A sigh of incredulity and frustration from the Russian.
Joseph shrugs and pulls out a tattered billfold. It does not open like a fan with a zillion credit cards and I.D.’s. Just the basics.
“Will this do?” he inquires politely as he hands over his driver’s license.
“And a credit card, please” she responds.
The Russian is ready to explode. We are not even picking up the car tonight.
Joseph produces an AMEX card and she scribbles down the number.

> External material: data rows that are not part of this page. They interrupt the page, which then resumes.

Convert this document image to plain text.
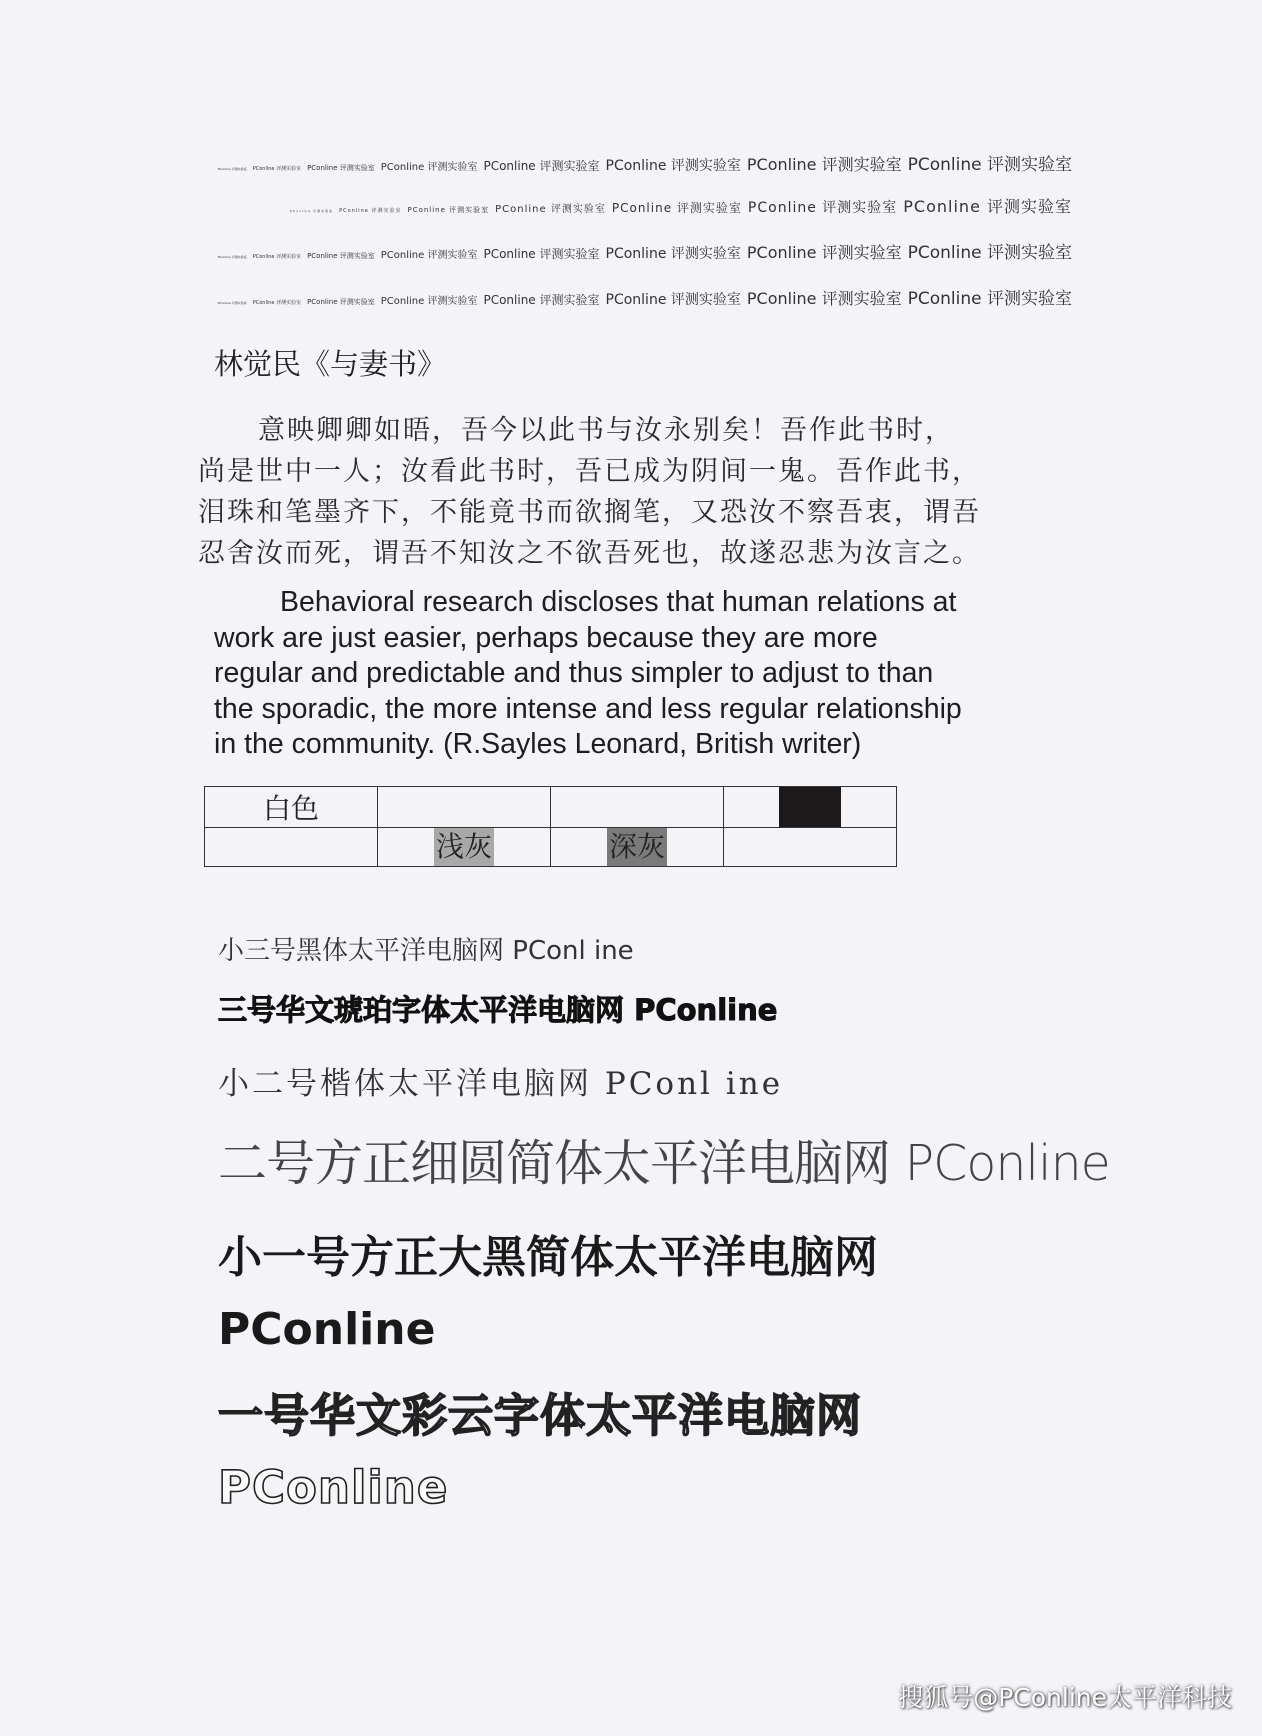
PConline 评测实验室 PConline 评测实验室 PConline 评测实验室 PConline 评测实验室 PConline 评测实验室 PConline 评测实验室 PConline 评测实验室 PConline 评测实验室
PConline 评测实验室 PConline 评测实验室 PConline 评测实验室 PConline 评测实验室 PConline 评测实验室 PConline 评测实验室 PConline 评测实验室
PConline 评测实验室 PConline 评测实验室 PConline 评测实验室 PConline 评测实验室 PConline 评测实验室 PConline 评测实验室 PConline 评测实验室 PConline 评测实验室
PConline 评测实验室 PConline 评测实验室 PConline 评测实验室 PConline 评测实验室 PConline 评测实验室 PConline 评测实验室 PConline 评测实验室 PConline 评测实验室
林觉民《与妻书》
意映卿卿如晤，吾今以此书与汝永别矣！吾作此书时，
尚是世中一人；汝看此书时，吾已成为阴间一鬼。吾作此书，
泪珠和笔墨齐下，不能竟书而欲搁笔，又恐汝不察吾衷，谓吾
忍舍汝而死，谓吾不知汝之不欲吾死也，故遂忍悲为汝言之。
Behavioral research discloses that human relations at
work are just easier, perhaps because they are more
regular and predictable and thus simpler to adjust to than
the sporadic, the more intense and less regular relationship
in the community. (R.Sayles Leonard, British writer)
白色			
	浅灰	深灰	
小三号黑体太平洋电脑网 PConl ine
三号华文琥珀字体太平洋电脑网 PConline
小二号楷体太平洋电脑网 PConl ine
二号方正细圆简体太平洋电脑网 PConline
小一号方正大黑简体太平洋电脑网
PConline
一号华文彩云字体太平洋电脑网
PConline
搜狐号@PConline太平洋科技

As we leave, Joseph and I sit in the back of the van and I light a Merit for him. The engine revving, the Russian abruptly bolts from his seat and heads to the door of the house and rings the bell.
The literature teacher steps out.
“When you realize who bought your car you will never cash the damn check!”
And then we drove into the night with the Nobel Prize for Literature.
And he was puffing on a Merit Light.
rush out of the Russian language and gnaw a piece
of ripened memory which is twice
as hole-ridden as real cheese.
After all these years it hardly matters who
or what stands in the corner, hidden by heavy drapes,
and your mind resounds not with a seraphic “doh,”
only their rustle. Life, that no one dares
to appraise, like that gift-horse’s mouth,
bares its teeth in a grin at each
encounter. What gets left of a man amounts
to a part. To his spoken part. To a part of speech.